REPUBLIKA.CO.ID, JOMBANG -- Pengamah hukum tata negara Muhammad Mahfud MD mengungkapkan, pemikiran KH Hasyim Asyari dalam bernegara tidaklah eksklusif, tapi inklusif. Seperti contoh, ketika pemerintahan Jepang meminta Indonesia mengirimkan utusan untuk berdiskusi terkait kemerdekaan, Hasyim Asyari tidak mengirimkan ulama.
KH Hasyim Asyari, kata dia, lebih memilih mengirikam Soekarno untuk menjadi juru bicara Indonesia dalam diskusi tersebut. "Kiai Hasyim itu tidak ekslusif pemikirannya. Ketika ada janji-janji pemerintah Jepang dan diperlukan utusan untuk menjadi juru bicara bangsa dengan Jepang, Kiai Hasyim Asyari gak memilih kiai, tapi Bung Karno," kata Mahfud di Ponpes Tebuireng Jombang, Ahad (28/1).

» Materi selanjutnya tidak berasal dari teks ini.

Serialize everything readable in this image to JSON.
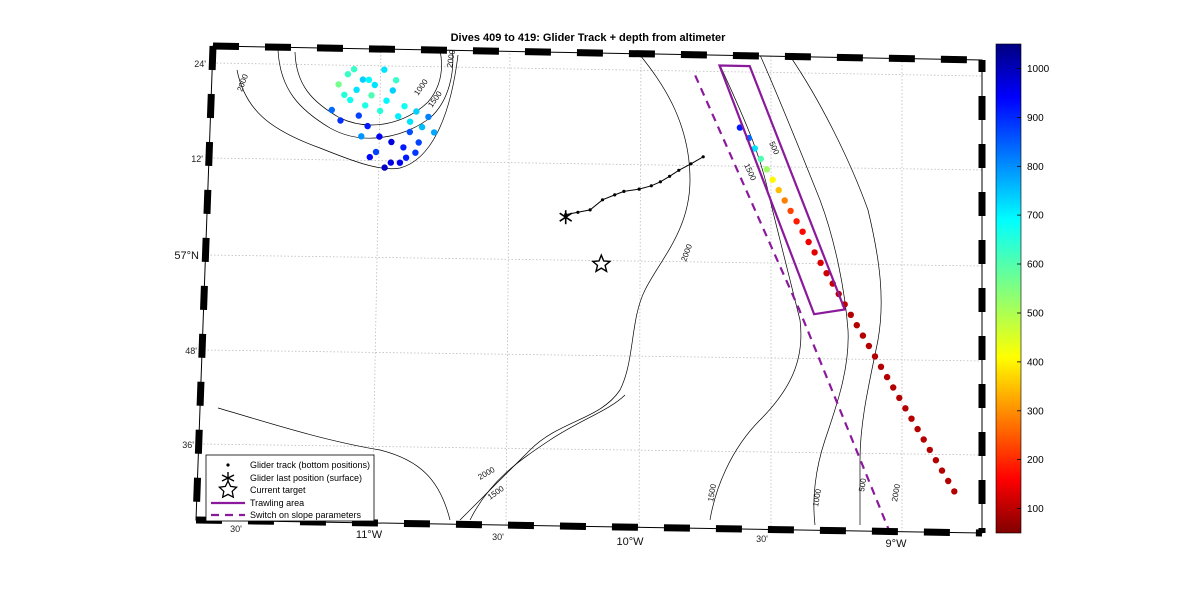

Mahfud melanjutkan, dipilihnya Bung Karno menjadi utusan dalam diskusi tersebut bukan tanpa alasan. Alasannya, karena saat itu, Bung Karno memiliki lebih banyak pengikut, dan dia-lah yang nantinya akan mengisi kemerdekaan Indonesia.
"Yang paling cocok menurut Kiai Hasyim adalah Bung Karno. Artinya apa? Sangat terbuka, inklusif pikirannya itu. Karena Bung Karno saat itu yang lebih banyak pengikutnya dan diketahui akan mengisi kemerdekaan Indonesia," ujar Mahfud.
Mahfud juga mengungkapkan, Kiai Hasyim tidak memiliki konsep tentang ketatanegaraan atau khilafah. Karena, kata dia, konsep ketatanegaraan itu dalam sunah dan Alquran juga tidak ada. Tetapi, yang ada dalam Alquran dan sunah adalah prinsip dan konsep bernegara.
"Misalnya, Kiai Hasyim menganggap negara itu harus ada, ya kita memang harus punya. Sementara sistem pemerintahan itu merupakan produk ijtihad. Artinya, tidak ada yang baku, setiap orang, setiap ulama buat sendiri-sendiri dan itu sama benarnya," kata Mahfud.